Considering an MS to re-enter after a 2-year career gap. Looking for honest takes.

returner_ren · 6 replies

took two years off for caregiving. no judgment either way from me, i'd do it again, but the job market has been fairly brutal about the gap.

i'm a former data analyst with about 6 YOE pre-gap. now getting ghosted after first rounds pretty consistently and i suspect (can't prove) the gap is part of it.

been looking at online MS programs in data analytics, mostly to have something 'recent' on my resume and to fill the gap with something structured. tuition would be around $18k for an accredited program.

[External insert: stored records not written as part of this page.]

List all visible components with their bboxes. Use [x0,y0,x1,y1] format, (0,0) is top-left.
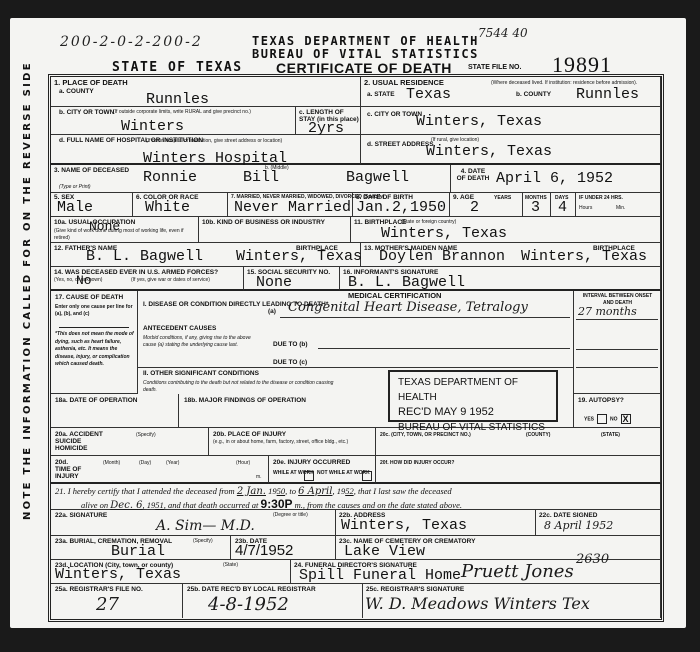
funeral-director-signature: Pruett Jones [461,561,574,582]
length-of-stay-cell: c. LENGTH OF STAY (in this place) 2yrs [296,107,361,135]
father-birthplace-value: Winters, Texas [236,248,362,265]
handwritten-code: 200-2-0-2-200-2 [60,34,203,50]
residence-cell: 2. USUAL RESIDENCE (Where deceased lived… [361,77,661,107]
ssn-cell: 15. SOCIAL SECURITY NO. None [244,267,340,291]
sex-value: Male [57,199,93,216]
cause-a-value: Congenital Heart Disease, Tetralogy [288,300,528,315]
age-days-value: 4 [558,199,567,216]
marital-value: Never Married [234,199,351,216]
attended-from-date: 2 Jan. [237,486,266,497]
interval-value: 27 months [578,305,637,318]
date-signed-cell: 22c. DATE SIGNED 8 April 1952 [536,510,661,536]
hospital-cell: d. FULL NAME OF HOSPITAL OR INSTITUTION … [51,135,361,165]
age-days-cell: DAYS 4 [551,193,576,217]
age-months-value: 3 [531,199,540,216]
marital-cell: 7. MARRIED, NEVER MARRIED, WIDOWED, DIVO… [228,193,353,217]
date-of-death-value: April 6, 1952 [496,170,613,187]
residence-street-cell: d. STREET ADDRESS (If rural, give locati… [361,135,661,165]
while-at-work-checkbox[interactable] [304,471,314,481]
signature-cell: 22a. SIGNATURE (Degree or title) A. Sim—… [51,510,336,536]
date-signed-value: 8 April 1952 [544,519,613,532]
burial-date-value: 4/7/1952 [235,542,293,559]
age-months-cell: MONTHS 3 [523,193,551,217]
death-county-value: Runnles [146,91,209,108]
age-years-value: 2 [470,199,479,216]
stamp-line-3: BUREAU OF VITAL STATISTICS [398,420,548,435]
registrar-date-value: 4-8-1952 [208,594,289,615]
interval-cell: INTERVAL BETWEEN ONSET AND DEATH 27 mont… [574,291,661,394]
occupation-cell: 10a. USUAL OCCUPATION (Give kind of work… [51,217,199,243]
received-stamp: TEXAS DEPARTMENT OF HEALTH REC'D MAY 9 1… [388,370,558,422]
occupation-value: None [89,219,120,234]
registrar-file-cell: 25a. REGISTRAR'S FILE NO. 27 [51,584,183,618]
place-of-injury-cell: 20b. PLACE OF INJURY (e.g., in or about … [209,428,376,456]
name-cell: 3. NAME OF DECEASED (Type or Print) Ronn… [51,165,451,193]
business-cell: 10b. KIND OF BUSINESS OR INDUSTRY [199,217,351,243]
sex-cell: 5. SEX Male [51,193,133,217]
not-while-at-work-checkbox[interactable] [362,471,372,481]
funeral-home-value: Spill Funeral Home [299,567,461,584]
place-of-death-county-cell: 1. PLACE OF DEATH a. COUNTY Runnles [51,77,361,107]
death-city-value: Winters [121,118,184,135]
funeral-director-number: 2630 [576,552,609,567]
birthplace-cell: 11. BIRTHPLACE (State or foreign country… [351,217,661,243]
certification-cell: 21. I hereby certify that I attended the… [51,484,661,510]
father-name-value: B. L. Bagwell [86,248,203,265]
date-of-birth-value: Jan.2,1950 [356,199,446,216]
informant-cell: 16. INFORMANT'S SIGNATURE B. L. Bagwell [340,267,661,291]
residence-state-value: Texas [406,86,451,103]
agency-line-1: TEXAS DEPARTMENT OF HEALTH [252,34,479,48]
age-years-cell: 9. AGE YEARS 2 [450,193,523,217]
injury-occurred-cell: 20e. INJURY OCCURRED WHILE AT WORK NOT W… [269,456,376,484]
residence-street-value: Winters, Texas [426,143,552,160]
residence-county-value: Runnles [576,86,639,103]
first-name-value: Ronnie [143,169,197,186]
cemetery-cell: 23c. NAME OF CEMETERY OR CREMATORY Lake … [336,536,661,560]
mother-birthplace-value: Winters, Texas [521,248,647,265]
physician-signature: A. Sim— M.D. [156,518,255,534]
burial-date-cell: 23b. DATE 4/7/1952 [231,536,336,560]
mother-name-value: Doylen Brannon [379,248,505,265]
last-name-value: Bagwell [346,169,409,186]
address-cell: 22b. ADDRESS Winters, Texas [336,510,536,536]
autopsy-no-checkbox[interactable]: X [621,414,631,424]
state-title: STATE OF TEXAS [112,60,243,75]
residence-city-cell: c. CITY OR TOWN Winters, Texas [361,107,661,135]
ssn-value: None [256,274,292,291]
mother-cell: 13. MOTHER'S MAIDEN NAME Doylen Brannon … [361,243,661,267]
death-time-value: 9:30P [261,497,293,511]
death-certificate-form: 1. PLACE OF DEATH a. COUNTY Runnles 2. U… [48,74,664,622]
date-of-birth-cell: 8. DATE OF BIRTH Jan.2,1950 [353,193,450,217]
race-value: White [145,199,190,216]
burial-cell: 23a. BURIAL, CREMATION, REMOVAL (Specify… [51,536,231,560]
stamp-line-2: REC'D MAY 9 1952 [398,405,548,420]
state-file-label: STATE FILE NO. [468,64,521,71]
birthplace-value: Winters, Texas [381,225,507,242]
registrar-signature-value: W. D. Meadows Winters Tex [365,594,590,613]
agency-line-2: BUREAU OF VITAL STATISTICS [252,47,479,61]
informant-value: B. L. Bagwell [348,274,465,291]
time-of-injury-cell: 20d. TIME OF INJURY (Month) (Day) (Year)… [51,456,269,484]
operation-date-cell: 18a. DATE OF OPERATION [51,394,179,428]
physician-address-value: Winters, Texas [341,517,467,534]
burial-location-cell: 23d. LOCATION (City, town, or county) (S… [51,560,291,584]
residence-city-value: Winters, Texas [416,113,542,130]
father-cell: 12. FATHER'S NAME B. L. Bagwell BIRTHPLA… [51,243,361,267]
autopsy-cell: 19. AUTOPSY? YESNOX [574,394,661,428]
registrar-signature-cell: 25c. REGISTRAR'S SIGNATURE W. D. Meadows… [363,584,661,618]
burial-location-value: Winters, Texas [55,566,181,583]
corner-numbers: 7544 40 [478,26,528,40]
funeral-director-cell: 24. FUNERAL DIRECTOR'S SIGNATURE Spill F… [291,560,661,584]
race-cell: 6. COLOR OR RACE White [133,193,228,217]
registrar-date-cell: 25b. DATE REC'D BY LOCAL REGISTRAR 4-8-1… [183,584,363,618]
how-injury-cell: 20f. HOW DID INJURY OCCUR? [376,456,661,484]
date-of-death-cell: 4. DATE OF DEATH April 6, 1952 [451,165,661,193]
reverse-side-note: NOTE THE INFORMATION CALLED FOR ON THE R… [22,61,33,520]
burial-value: Burial [111,543,165,560]
registrar-file-value: 27 [96,594,119,615]
autopsy-yes-checkbox[interactable] [597,414,607,424]
cemetery-value: Lake View [344,543,425,560]
armed-forces-value: No [76,273,92,288]
death-city-cell: b. CITY OR TOWN (If outside corporate li… [51,107,296,135]
accident-cell: 20a. ACCIDENT SUICIDE HOMICIDE (Specify) [51,428,209,456]
cause-instructions-cell: 17. CAUSE OF DEATH Enter only one cause … [51,291,138,394]
armed-forces-cell: 14. WAS DECEASED EVER IN U.S. ARMED FORC… [51,267,244,291]
stamp-line-1: TEXAS DEPARTMENT OF HEALTH [398,375,548,405]
attended-to-date: 6 April [298,486,332,497]
age-under-24-cell: IF UNDER 24 HRS. Hours Min. [576,193,661,217]
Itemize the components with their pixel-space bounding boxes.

is this a reasonable play or am i just buying a distraction? genuinely open to the idea that it's the wrong move. also if anyone knows programs that are actually worth $18k i'd love that too.

6 replies

careerveteran

the gap-filling logic makes more sense in your situation than in 'i just want better credentials' situations. having something recent that demonstrates you stayed current is a real signal. that said: $18k is a lot. look hard at whether a project portfolio + a bootcamp-style certificate + kaggle/public work gets you the same signal for a fraction of the cost.

returner_ren

that's fair. i think part of it is i want the structured schedule. two years of caregiving where i was just reactive all the time and the idea of classes with deadlines is genuinely appealing. which i know is not a $18k reason but it's part of the real answer.

careerveteran

that's actually a more honest reason than most people give for grad school. just factor it into the decision consciously: some of that $18k is buying structure and a re-entry ritual, not just credentials. nothing wrong with that, just know what you're paying for.

ds_dmitri

data analytics MS specifically: the signal varies a lot by program. if the program has a capstone project with real data and you can talk about it in detail, it works. if it's mostly theory courses with no portfolio artifacts, it's harder to sell in interviews. look for programs where alumni can point to specific projects they did, not just 'i learned SQL.'

laidoff_lena

i'm a few months into a similar situation (layoff rather than caregiving, but still a gap). what's working better for me than the MS decision is being really direct in cover letters about the gap. not making it a mystery. some interviewers respond well to someone who just says what happened and why they're ready now. not saying the MS is wrong, just that you might be able to get to the next round without it if you reframe.

analyst_ana

seconding what dmitri said about capstone projects. i'm a BI analyst and in my last interview loop the person who asked hardest about my portfolio was another analyst who wanted to know specific choices i made, not what courses i passed. the MS that sets you up for that conversation is worth it. the one that doesn't is just expensive.